高齢者は脳の機能が低下していくとされるのは、機能を判定する試験法が大きく影響していると考えられていて、それを支持する声も強まっています。
脳力の高まり、加齢による低下は、記憶力と判断力によって著しいことから、知能試験でも認知機能試験でも記憶力と判断力の判定が中心となっています。知能試験では知識と理解、課題解決力も判定されます。
課題解決力は、これまでの経験が結果に影響を与えています。これは子どもの知能試験だけの結果ではなく、高齢者の脳力でもあります。
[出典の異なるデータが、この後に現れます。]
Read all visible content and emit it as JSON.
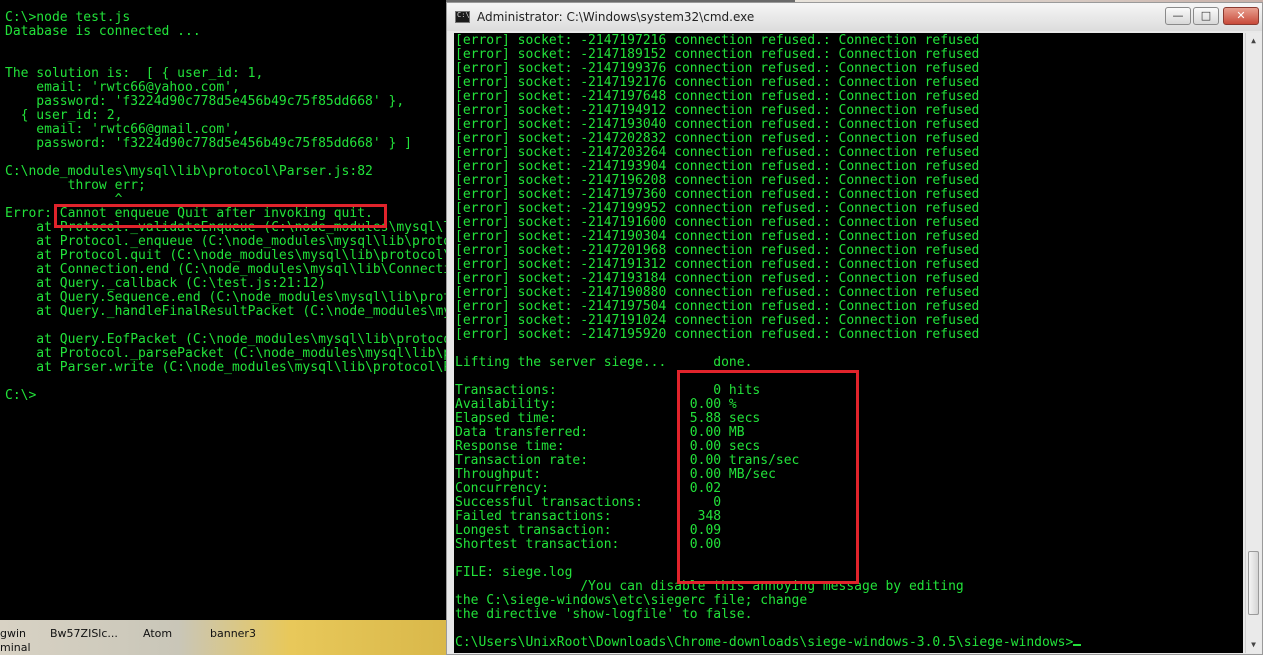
{
  "left_console": {
    "lines": [
      "C:\\>node test.js",
      "Database is connected ...",
      "",
      "",
      "The solution is:  [ { user_id: 1,",
      "    email: 'rwtc66@yahoo.com',",
      "    password: 'f3224d90c778d5e456b49c75f85dd668' },",
      "  { user_id: 2,",
      "    email: 'rwtc66@gmail.com',",
      "    password: 'f3224d90c778d5e456b49c75f85dd668' } ]",
      "",
      "C:\\node_modules\\mysql\\lib\\protocol\\Parser.js:82",
      "        throw err;",
      "              ^",
      "Error: Cannot enqueue Quit after invoking quit.",
      "    at Protocol._validateEnqueue (C:\\node_modules\\mysql\\lib\\protocol\\Protocol.js",
      "    at Protocol._enqueue (C:\\node_modules\\mysql\\lib\\protocol\\Protocol.js",
      "    at Protocol.quit (C:\\node_modules\\mysql\\lib\\protocol\\Protocol.js",
      "    at Connection.end (C:\\node_modules\\mysql\\lib\\Connection.js",
      "    at Query._callback (C:\\test.js:21:12)",
      "    at Query.Sequence.end (C:\\node_modules\\mysql\\lib\\protocol\\sequences",
      "    at Query._handleFinalResultPacket (C:\\node_modules\\mysql\\lib\\protocol",
      "",
      "    at Query.EofPacket (C:\\node_modules\\mysql\\lib\\protocol\\sequences",
      "    at Protocol._parsePacket (C:\\node_modules\\mysql\\lib\\protocol\\Protocol",
      "    at Parser.write (C:\\node_modules\\mysql\\lib\\protocol\\Parser.js",
      "",
      "C:\\>"
    ]
  },
  "desktop": {
    "icons": [
      "gwin",
      "Bw57ZISlc...",
      "Atom",
      "banner3"
    ],
    "partial_label": "minal"
  },
  "cmd_window": {
    "title": "Administrator: C:\\Windows\\system32\\cmd.exe",
    "buttons": {
      "minimize": "—",
      "maximize": "□",
      "close": "✕"
    },
    "lines": [
      "[error] socket: -2147197216 connection refused.: Connection refused",
      "[error] socket: -2147189152 connection refused.: Connection refused",
      "[error] socket: -2147199376 connection refused.: Connection refused",
      "[error] socket: -2147192176 connection refused.: Connection refused",
      "[error] socket: -2147197648 connection refused.: Connection refused",
      "[error] socket: -2147194912 connection refused.: Connection refused",
      "[error] socket: -2147193040 connection refused.: Connection refused",
      "[error] socket: -2147202832 connection refused.: Connection refused",
      "[error] socket: -2147203264 connection refused.: Connection refused",
      "[error] socket: -2147193904 connection refused.: Connection refused",
      "[error] socket: -2147196208 connection refused.: Connection refused",
      "[error] socket: -2147197360 connection refused.: Connection refused",
      "[error] socket: -2147199952 connection refused.: Connection refused",
      "[error] socket: -2147191600 connection refused.: Connection refused",
      "[error] socket: -2147190304 connection refused.: Connection refused",
      "[error] socket: -2147201968 connection refused.: Connection refused",
      "[error] socket: -2147191312 connection refused.: Connection refused",
      "[error] socket: -2147193184 connection refused.: Connection refused",
      "[error] socket: -2147190880 connection refused.: Connection refused",
      "[error] socket: -2147197504 connection refused.: Connection refused",
      "[error] socket: -2147191024 connection refused.: Connection refused",
      "[error] socket: -2147195920 connection refused.: Connection refused",
      "",
      "Lifting the server siege...      done.",
      "",
      "Transactions:                    0 hits",
      "Availability:                 0.00 %",
      "Elapsed time:                 5.88 secs",
      "Data transferred:             0.00 MB",
      "Response time:                0.00 secs",
      "Transaction rate:             0.00 trans/sec",
      "Throughput:                   0.00 MB/sec",
      "Concurrency:                  0.02",
      "Successful transactions:         0",
      "Failed transactions:           348",
      "Longest transaction:          0.09",
      "Shortest transaction:         0.00",
      "",
      "FILE: siege.log",
      "                /You can disable this annoying message by editing",
      "the C:\\siege-windows\\etc\\siegerc file; change",
      "the directive 'show-logfile' to false.",
      "",
      "C:\\Users\\UnixRoot\\Downloads\\Chrome-downloads\\siege-windows-3.0.5\\siege-windows>"
    ]
  },
  "colors": {
    "terminal_text": "#22e23a",
    "terminal_bg": "#000000",
    "highlight": "#e0232b"
  }
}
高齢者は記憶力の低下が認められる一方で、想像力は低下しにくい、かえって高まっていくことも指摘されています。
想像力は、過去に記憶してきたことを組み合わせて、現状に対応する脳力であり、想像、連想、空想といったことは、多くの経験をしてきた高齢者が得意とすることとも言えます。
経験してきたことは、誰もが、いつでも引き出して想像力などに活かせるというものではありません。記憶したことは脳の海馬に短期記憶として蓄積されて、保存すべき情報なのか忘れてもよい情報なのかの判断がされて、その後に大脳皮質に蓄積されていきます。
このことは、机の上に並べておいた資料を整理して、重要な資料は引き出しに入れて、そうでない資料は机の上に置いたままにするか、ゴミ箱に捨てるといった行為に例えられます。
大脳皮質に蓄積された情報は、そのまま思い返すことがなければ忘れ去られることにもなります。重大な経験をした結果として記憶したことは、その後も記憶が引き出されて、新たな情報と組み合わせて、さらに新情報として記憶されることになります。
情報を出し入れすることで思い出し、新規更新をしていくためには、情報に関わる経験を繰り返すことが重要になります。長く生きてきたとしても、情報の収集、分析、蓄積、更新を続けていなかったら、せっかくの経験によって得られた情報が活かされないことになります。
長い時間をかけて経験してきたことは、たとえ現役を引退したとしても、重要な情報として脳の中で繰り返し出し入れをして、いつでも役立つように整理して磨きをかけてきた人は、老いを脳力として発揮できるということになります。